In the training data set with mediocre performance there were 180227 = 16384*11 + 3 samples.

The solution was to accurately split into the training and testing data set so that all batches in the training data set have the same specified size. But something more robust is required so that BatchNorm is less fragile here:

  • either make that all batches fed into BatchNorm have the same size and issue error/warning otherwise
  • or compute running average while taking the batch size into consideration.

I’d be happy to propose a patch, but would hear opinions first — or probably this was already covered earlier.

David

1 Like

Hi @dtolpin,

thank you for sharing this interesting problem and the detailed analysis.
To me, your first option (making all batches the same size) sounds the one that is more reasonable in practice.
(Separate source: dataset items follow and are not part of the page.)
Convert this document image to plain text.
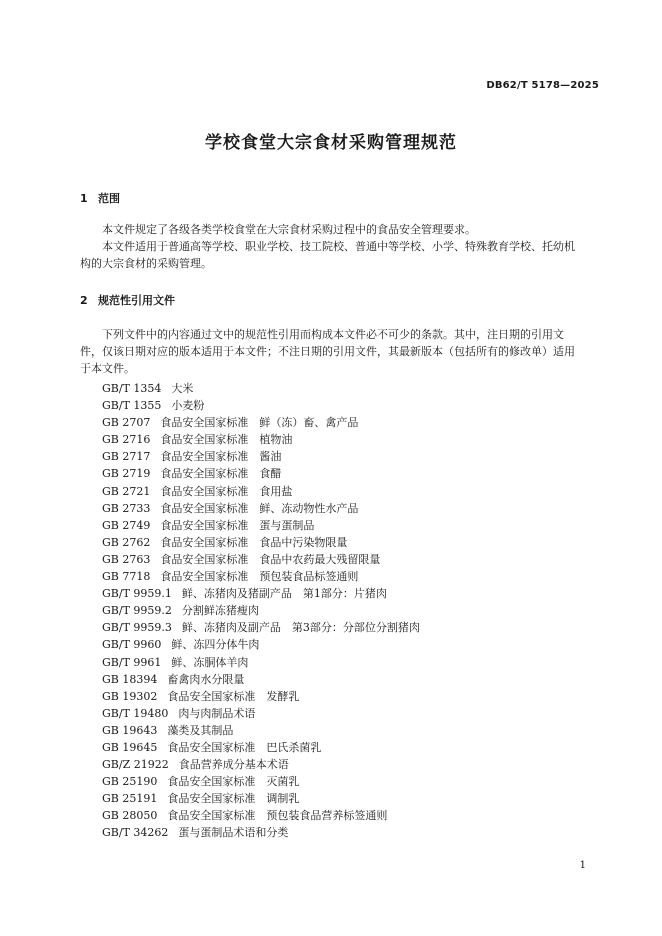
DB62/T 5178—2025
学校食堂大宗食材采购管理规范
1 范围
本文件规定了各级各类学校食堂在大宗食材采购过程中的食品安全管理要求。
本文件适用于普通高等学校、职业学校、技工院校、普通中等学校、小学、特殊教育学校、托幼机
构的大宗食材的采购管理。
2 规范性引用文件
下列文件中的内容通过文中的规范性引用而构成本文件必不可少的条款。其中，注日期的引用文
件，仅该日期对应的版本适用于本文件；不注日期的引用文件，其最新版本（包括所有的修改单）适用
于本文件。
GB/T 1354 大米
GB/T 1355 小麦粉
GB 2707 食品安全国家标准　鲜（冻）畜、禽产品
GB 2716 食品安全国家标准　植物油
GB 2717 食品安全国家标准　酱油
GB 2719 食品安全国家标准　食醋
GB 2721 食品安全国家标准　食用盐
GB 2733 食品安全国家标准　鲜、冻动物性水产品
GB 2749 食品安全国家标准　蛋与蛋制品
GB 2762 食品安全国家标准　食品中污染物限量
GB 2763 食品安全国家标准　食品中农药最大残留限量
GB 7718 食品安全国家标准　预包装食品标签通则
GB/T 9959.1 鲜、冻猪肉及猪副产品　第1部分：片猪肉
GB/T 9959.2 分割鲜冻猪瘦肉
GB/T 9959.3 鲜、冻猪肉及副产品　第3部分：分部位分割猪肉
GB/T 9960 鲜、冻四分体牛肉
GB/T 9961 鲜、冻胴体羊肉
GB 18394 畜禽肉水分限量
GB 19302 食品安全国家标准　发酵乳
GB/T 19480 肉与肉制品术语
GB 19643 藻类及其制品
GB 19645 食品安全国家标准　巴氏杀菌乳
GB/Z 21922 食品营养成分基本术语
GB 25190 食品安全国家标准　灭菌乳
GB 25191 食品安全国家标准　调制乳
GB 28050 食品安全国家标准　预包装食品营养标签通则
GB/T 34262 蛋与蛋制品术语和分类
1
Quite likely, you could just pick random samples to duplicate for this and be done with it.

I must admit that I am quite unsure whether I interpret pytorch’s momentum parameter correctly, but if it means something like alpha in

running_mean_estimate = alpha * running_mean_estimate + (1-alpha) * minibatch_mean,

I would expect something more like 0.9 rather than pytorch’s default of 0.1. So changing the momentum might help, too, in particular if your analysis for option 2 (use minibatch size in running average computation) is correct.

If you wanted to go down option 2, the other (and I would almost expect it to be the more significant) shortcoming of the batch normalization as described in Ioffe and Szegedy’s original article as Algorithm 1 is that during training, the mean and std are taken from the current minibatch. For very small minibatches, I would expect that to be disadvantageous and using a regularization like

regularized_mean_estimate = (actual_batchsize * minibatch_mean +  ((target_batchsize-actual_batchsize) * running_mean_estimate) / target_batchsize

regularized_variance_estimate = ((actual_batchsize-1) * minibatch_mean +  ((target_batchsize - actual_batchsize) * running_mean_estimate) / (target_batchsize-1)

to work much better. (You could have a fancy Bayesian thing to average them, too, and find out why and how my weights above are rubbish, but it might be a starting point.)

As I said above, in practice, I would probably go with amending the data to fill up the last minibatch. On the other hand, might be fun to see which of your suggestion for running mean/std estimate updates, the blanket momentum adjustment, and regularization in the training batch normalisation works best.